Friday, August 12, 2011

Van and Davy

Rainy days are my favorite. They're days for leggings, soup, reading, and blog writing.

I was telling my mom just now about how I always have to grieve the end of books. It almost feels like getting broken up with....you invest time and emotional energy into them and then one day it's just over, and you don't know where to go from there. Don't laugh. The characters or authors become friends, people who speak to my heart and I enjoy learning and watching them as it progresses. This week, I finished two books, so I'm a little sad, because they were really good.

One of them was A Severe Mercy, and ohmygosh, a must read in my standards. Sheldon Vanuaken writes of the deep, all-consuming love between him and Davy (his wife) and amidst what he calls their "pagan love," their conversion to Christianity. The depth at which life, love, Christianity, and grief breached his reality is rich and compelling.  Enough with the book review.
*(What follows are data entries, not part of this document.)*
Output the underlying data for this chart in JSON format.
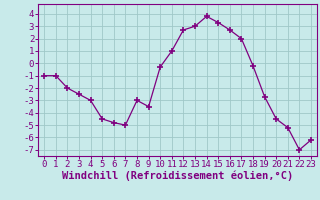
{
  "x": [
    0,
    1,
    2,
    3,
    4,
    5,
    6,
    7,
    8,
    9,
    10,
    11,
    12,
    13,
    14,
    15,
    16,
    17,
    18,
    19,
    20,
    21,
    22,
    23
  ],
  "y": [
    -1,
    -1,
    -2,
    -2.5,
    -3,
    -4.5,
    -4.8,
    -5,
    -3,
    -3.5,
    -0.3,
    1,
    2.7,
    3,
    3.8,
    3.3,
    2.7,
    2,
    -0.2,
    -2.7,
    -4.5,
    -5.2,
    -7,
    -6.2
  ],
  "line_color": "#800080",
  "marker_color": "#800080",
  "bg_color": "#c8eaea",
  "grid_color": "#a0c8c8",
  "xlabel": "Windchill (Refroidissement éolien,°C)",
  "ylim": [
    -7.5,
    4.8
  ],
  "xlim": [
    -0.5,
    23.5
  ],
  "yticks": [
    -7,
    -6,
    -5,
    -4,
    -3,
    -2,
    -1,
    0,
    1,
    2,
    3,
    4
  ],
  "xticks": [
    0,
    1,
    2,
    3,
    4,
    5,
    6,
    7,
    8,
    9,
    10,
    11,
    12,
    13,
    14,
    15,
    16,
    17,
    18,
    19,
    20,
    21,
    22,
    23
  ],
  "tick_color": "#800080",
  "label_color": "#800080",
  "axis_color": "#800080",
  "font_size": 6.5,
  "xlabel_fontsize": 7.5
}
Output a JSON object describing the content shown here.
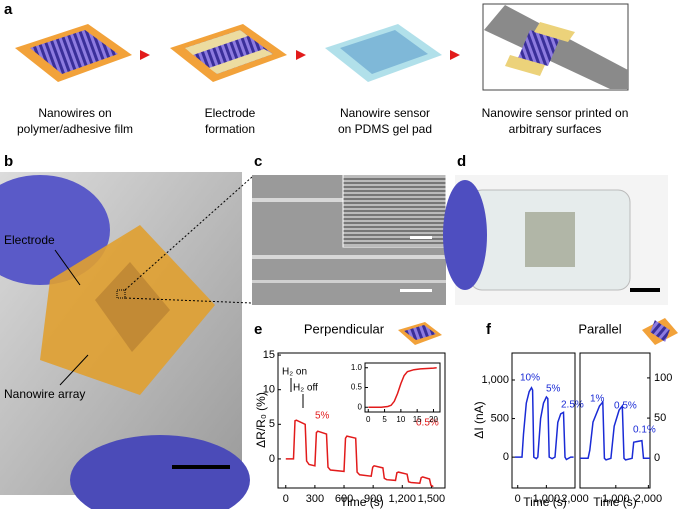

Van, as his dear friend C.S. Lewis referenced him, bespoke of joy so much in this book. I've had this thought before about how so much of our Christianity has become a process, a progression of steps to get to an end result. Goal-oriented. I'm so fearful of that methodical mentality for the sheer fact that we get so caught up in going about the process correctly that we completely lose the reason behind why we do it. Van completely echoed, or I guess I echoed him, this thought in the book.

Pondering Lewis' thoughts about joy and my own thinking about time and eternity, recalling the tendency of Davy and me to substitute the means for the end, not only the yacht for the time-free existence it was to make possible but also other glimpses of heavenly joy--joy through love and beauty--that we were allowed and what we made of them, especially the Shining Barrier (read: the covenant between themselves to always pursue love and complete sameness between one another over anything else), I came to wonder whether all objects that men and women set their hearts upon, even the darkest and most obsessive desires, do not begin as intimations of joy from the sole spring of joy, God. One man's intimation of joy through beauty and his longing to be. somehow, one with that beauty may lead him to painting and thence, the beauty half-forgotten, to advocacy of nothing more than an artistic fashion....

My feeble self does this all the time, it becomes less and less about the end joy, the desire for myself and others to love Christ better,  or creating a place for others to be safe, or pursuing beauty for rest, or reading for the love of it, and it starts becoming about the "rightnesss" of my love/pursuit of it. It begets arrogance much of the time. It happens in the bible all the time. Look at the tower of Babel....these people wanted closeness with God and ended up substituting the desire of closeness for the achievement of a tower to God. 

It is so easy to lose purpose in the pursuit. I've come to find that so garishly true in my life this summer. And all I know to do once I glimpse the egotisticalness of my need to be better, righter, more kind, more patient, the one that everyone likes, is to just cry. It's always one of those moments where I come back to the reality of my frailty, my complete inability to get it right short of the mercy of God to help me. 

Earlier in this book, when Davy is dying, Van prays, and as he's sitting by her hospital bed, he just asks for her best good. He said that was all he knew to pray in rightness. And coming to that place he realized that he didn't know what her best good was, all he knew was what he wanted her best good to be (staying with him). Her best good meant Van losing her here. And I ached for him. But the ability for him to remember the depth at which there is a "best" we don't understand and to choose to believe that for her despite the agony it caused him, was a slap in the face to me. He talks about how God taking Davy from him was a severe mercy, a fierce and cutting glimpse into the reality that sometimes God's best good for us isn't the "good" way in our minds. That it can take a gouging out of what becomes our intermediate substitute for the joy we initially were pursuing. 

To be honest, this book brought me back to a vicious truth about myself, I am of split ambition. I have this minute longing for the eternal, this ache for timelessness, but it is often overtaken by the ease of succumbing to Now. Hebrews is an entire book written on remembering the end goal....looking constantly ahead and pursuing future promises despite circumstances. 

That's the kind of life I want, to be able to see merit in Now, but always to be living for future promises. For me, I have to ask for help all the time, I suck at looking forward. I pray for the ability to believe in future good regardless of my situation, and that's divine folks. I need God for that. And I'll be honest, this past year I haven't looked beyond my situation. I was engulfed in the temporary and treated everyone around me as if it was their fault. But God is faithful to ripping that stuff out of me, and little by little, I'm starting to see that there is a future grace I get to hold on to. He is faithful, in that nitty-gritty, I know that I know sorta way.

I just hope we can ask to see His severe mercy in our circumstances. And that's hard man, it's not a simple choice, it is supernatural, but geez, I want so badly to believe in His best good for me in that, and that begets hope that I so desperately need in my life all the time.